Ma anche un altro grande uomo di pace, Ernesto Balducci, seppe cogliere ed enunciare le novita' tremende e ineludibili dell'eta' atomica: in un discorso che tenne nel 1981, e che poi riprese come introduzione in quel magnifico suo manuale scolastico che e' La pace. Realismo di un'utopia, Balducci ci parlava delle "tre verita' di Hiroshima", e scriveva:

"Le condizioni di fatto sono radicalmente mutate. L'umanita' e' entrata in un tempo nuovo nel momento stesso in cui si e' trovata di fronte al dilemma: o mutare il modo di pensare o morire. Essa vive ormai sulla soglia di una mutazione, nel senso forte che ha il termine in antropologia.

Non serve obiettare, contro il dilemma, che la mutazione non e' avvenuta e noi siamo vivi! Non e' forse vero che l'abisso si e' spaventosamente allargato dinanzi a noi? D'altronde le mutazioni non avvengono con ritmi serrati e uniformi. In ogni caso si puo' gia' dire, con fondatezza, che si sono andate generalizzando alcune certezze in cui e' facile scoprire il riflesso del messaggio di Hiroshima e dunque un qualche inizio della mutazione.

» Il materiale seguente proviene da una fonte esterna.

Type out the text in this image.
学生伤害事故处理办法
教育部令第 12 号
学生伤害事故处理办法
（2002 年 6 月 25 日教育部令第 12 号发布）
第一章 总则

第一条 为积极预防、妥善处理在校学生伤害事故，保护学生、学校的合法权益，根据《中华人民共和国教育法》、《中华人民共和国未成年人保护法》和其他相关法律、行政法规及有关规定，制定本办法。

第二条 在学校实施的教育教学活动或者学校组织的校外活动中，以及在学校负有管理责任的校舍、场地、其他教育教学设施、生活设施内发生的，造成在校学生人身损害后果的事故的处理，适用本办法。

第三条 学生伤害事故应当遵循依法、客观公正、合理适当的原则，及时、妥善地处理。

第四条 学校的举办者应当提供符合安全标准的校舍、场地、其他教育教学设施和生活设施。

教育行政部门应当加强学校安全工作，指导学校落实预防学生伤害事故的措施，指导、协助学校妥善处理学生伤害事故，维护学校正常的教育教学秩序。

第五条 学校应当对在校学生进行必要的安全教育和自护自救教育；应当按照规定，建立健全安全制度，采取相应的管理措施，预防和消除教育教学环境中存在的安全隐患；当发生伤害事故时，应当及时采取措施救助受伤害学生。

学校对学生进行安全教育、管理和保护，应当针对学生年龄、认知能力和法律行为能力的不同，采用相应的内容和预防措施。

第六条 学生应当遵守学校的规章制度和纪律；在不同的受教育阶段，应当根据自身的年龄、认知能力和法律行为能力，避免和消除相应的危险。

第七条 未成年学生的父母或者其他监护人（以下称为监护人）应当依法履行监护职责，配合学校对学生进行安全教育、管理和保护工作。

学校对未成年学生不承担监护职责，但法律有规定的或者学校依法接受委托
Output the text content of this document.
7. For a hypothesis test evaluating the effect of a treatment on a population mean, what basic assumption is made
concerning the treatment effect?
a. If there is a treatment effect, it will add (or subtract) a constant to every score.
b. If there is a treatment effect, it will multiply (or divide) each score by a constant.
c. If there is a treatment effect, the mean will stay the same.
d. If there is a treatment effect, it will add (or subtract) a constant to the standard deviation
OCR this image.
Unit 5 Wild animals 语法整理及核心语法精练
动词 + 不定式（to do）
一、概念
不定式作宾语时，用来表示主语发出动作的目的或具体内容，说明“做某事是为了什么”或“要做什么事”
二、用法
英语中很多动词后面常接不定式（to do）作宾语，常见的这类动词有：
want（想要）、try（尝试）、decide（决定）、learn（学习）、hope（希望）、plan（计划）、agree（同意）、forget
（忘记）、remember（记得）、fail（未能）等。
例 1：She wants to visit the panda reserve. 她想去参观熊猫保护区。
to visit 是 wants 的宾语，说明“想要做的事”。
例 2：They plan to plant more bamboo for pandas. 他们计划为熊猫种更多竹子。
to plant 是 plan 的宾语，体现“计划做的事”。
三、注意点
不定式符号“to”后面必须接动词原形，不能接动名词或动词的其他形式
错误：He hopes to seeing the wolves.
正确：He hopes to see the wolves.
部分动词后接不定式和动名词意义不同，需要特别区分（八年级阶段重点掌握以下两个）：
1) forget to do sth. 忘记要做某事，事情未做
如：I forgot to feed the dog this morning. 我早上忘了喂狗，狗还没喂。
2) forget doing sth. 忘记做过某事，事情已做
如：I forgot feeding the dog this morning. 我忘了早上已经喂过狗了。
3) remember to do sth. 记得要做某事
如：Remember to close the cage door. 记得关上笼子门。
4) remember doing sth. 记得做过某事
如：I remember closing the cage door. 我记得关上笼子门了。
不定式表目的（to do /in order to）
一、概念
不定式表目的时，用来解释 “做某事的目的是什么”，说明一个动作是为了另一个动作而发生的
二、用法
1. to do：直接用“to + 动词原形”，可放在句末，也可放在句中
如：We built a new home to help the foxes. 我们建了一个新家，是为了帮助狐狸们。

La prima verita' contenuta in quel messaggio e' che il genere umano ha un destino unico di vita o di morte. Sul momento fu una verita' intuitiva, di natura etica, ma poi, crollata l'immagine eurocentrica della storia, essa si e' dispiegata in evidenze di tipo induttivo la cui esposizione più recente e piu' organica e' quella del Rapporto Brandt. L'unita' del genere umano e' ormai una verita' economica. Le interdipendenze che stringono il Nord e il Sud del pianeta, attentamente esaminate, svelano che non e' il Sud a dipendere dal Nord ma e' il Nord che dipende dal Sud. Innanzitutto per il fatto che la sua economia dello spreco e' resa possibile dalla metodica rapina a cui il Sud e' sottoposto e poi, piu' specificamente, perche' esiste un nesso causale tra la politica degli armamenti e il persistere, anzi l'aggravarsi, della spaventosa piaga della fame. Pesano ancora nella nostra memoria i 50 milioni di morti dell'ultima guerra, ma cominciano anche a pesarci i morti che la fame sta facendo: 50 milioni, per l'appunto, nel solo anno 1979. E piu' comincia a pesare il fatto, sempre meglio conosciuto, che la morte per fame non e' un prodotto fatale dell'avarizia della natura o dell'ignavia degli uomini, ma il prodotto della struttura economica internazionale che riversa un'immensa quota dei profitti nell'industria delle armi: 450 miliardi di dollari nel suddetto anno 1979 e cioe' 10 volte di piu' del necessario per eliminare la fame nel mondo. Questo ora si sa. Adamo ed Eva ora sanno di essere nudi. Gli uomini e le donne che, fosse pure soltanto come elettori, tengono in piedi questa struttura di violenza, non hanno piu' la coscienza tranquilla.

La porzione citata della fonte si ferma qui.